Posted Aug 10, 2016 by Martin Armstrong
QUESTION: What do you think of value investing?
ANSWER: As with everything, a cycle that you have to understand will unfold. Everything will move to extremes on both sides and you must understand the driving forces. Look at the PE Ratio. People write in and say I am wrong and the market must crash because of the PE Ratio. Everybody is wrong at some point in life. That is how we learn from our mistakes, which we call “experience.” If you assume such stagnant relationships are always fixed, well, you have a lot to learn.
Value investing works for the majority of the trend in general. However, that view typically looks just at earnings.
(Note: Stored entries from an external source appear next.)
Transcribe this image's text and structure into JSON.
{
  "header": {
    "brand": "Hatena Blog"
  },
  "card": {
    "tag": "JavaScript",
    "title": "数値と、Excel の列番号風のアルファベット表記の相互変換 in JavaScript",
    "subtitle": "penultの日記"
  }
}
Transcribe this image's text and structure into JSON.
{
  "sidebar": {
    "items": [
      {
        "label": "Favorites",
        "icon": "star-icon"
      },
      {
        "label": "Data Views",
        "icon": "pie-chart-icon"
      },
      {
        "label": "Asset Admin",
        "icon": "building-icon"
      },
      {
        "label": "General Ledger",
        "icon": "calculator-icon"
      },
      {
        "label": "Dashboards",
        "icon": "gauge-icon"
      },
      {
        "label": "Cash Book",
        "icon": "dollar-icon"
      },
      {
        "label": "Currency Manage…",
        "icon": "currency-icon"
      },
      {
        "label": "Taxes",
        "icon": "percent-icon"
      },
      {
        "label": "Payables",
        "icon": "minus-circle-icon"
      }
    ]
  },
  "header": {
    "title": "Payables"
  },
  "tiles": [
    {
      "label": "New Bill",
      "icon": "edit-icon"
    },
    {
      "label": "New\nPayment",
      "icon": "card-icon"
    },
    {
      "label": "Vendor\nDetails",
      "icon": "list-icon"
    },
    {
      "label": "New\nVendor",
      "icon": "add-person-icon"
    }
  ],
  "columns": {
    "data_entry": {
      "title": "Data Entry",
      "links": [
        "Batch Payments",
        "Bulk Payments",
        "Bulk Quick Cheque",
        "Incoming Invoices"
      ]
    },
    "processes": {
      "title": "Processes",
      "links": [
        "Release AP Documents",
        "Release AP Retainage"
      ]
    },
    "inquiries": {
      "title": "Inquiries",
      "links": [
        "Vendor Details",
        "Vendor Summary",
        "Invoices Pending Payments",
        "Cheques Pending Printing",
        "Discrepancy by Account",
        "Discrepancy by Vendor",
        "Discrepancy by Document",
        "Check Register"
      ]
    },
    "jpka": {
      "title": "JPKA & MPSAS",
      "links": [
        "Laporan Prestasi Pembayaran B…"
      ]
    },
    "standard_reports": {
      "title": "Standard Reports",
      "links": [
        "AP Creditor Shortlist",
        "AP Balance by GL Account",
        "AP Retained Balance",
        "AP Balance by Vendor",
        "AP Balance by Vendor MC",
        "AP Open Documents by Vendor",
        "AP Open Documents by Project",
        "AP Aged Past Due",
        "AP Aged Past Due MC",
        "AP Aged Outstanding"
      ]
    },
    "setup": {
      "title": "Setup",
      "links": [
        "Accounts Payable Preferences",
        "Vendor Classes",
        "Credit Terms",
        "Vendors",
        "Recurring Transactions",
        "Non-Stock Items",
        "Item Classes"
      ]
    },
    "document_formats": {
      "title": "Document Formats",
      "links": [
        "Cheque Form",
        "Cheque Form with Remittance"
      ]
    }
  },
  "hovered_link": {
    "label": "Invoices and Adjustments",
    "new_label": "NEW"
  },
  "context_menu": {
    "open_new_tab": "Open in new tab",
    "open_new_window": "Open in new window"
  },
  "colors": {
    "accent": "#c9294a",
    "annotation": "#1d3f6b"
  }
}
As illustrated at the top, I used these charts during the 1980s and was blamed for creating the takeover boom. Why? Forget earnings. The book value of assets were ignored after the Great Depression so the low in the Dow Jones Industrial shares was 1977. You could buy a company, sell its assets, and triple your money. So looking just at earnings did not identify the takeover boom when the Dow rose from 1,000 to 6,000.
Now look at the PE Ratio. Here a second cyclical trend emerges. Note that the high in the PE Ratio exceeded 120:1 during the panic into 2009. Why? For the very same reason that interest rates are NEGATIVE on 10-year German bunds. People are uncertain about the future so they are willing to park money with ZERO return. This proves that “value investing” is just like everything else. Sometimes it works, and sometimes it does not. EVERYTHING is cyclical. There is a time to buy and a time to sell.
The trend where people hoard cash can be seen in the trading volume of the S&P 500 where the peak remains 1996. When confidence shifts and people wake up and say, “Oh shit!” you will see things go crazy like never before. There is no panacea for value investing based upon PE Ratios and “value,” for there comes a time when people are scared of the future and want to park.
Anyone suggesting differently is either fooling themselves or trying to fool you. Piling into the assets to preserve capital will become the name of the game.
This is not some wild theory that is isolated to a single event such as the German hyperinflation. This is a major shift in confidence that is historically consistent.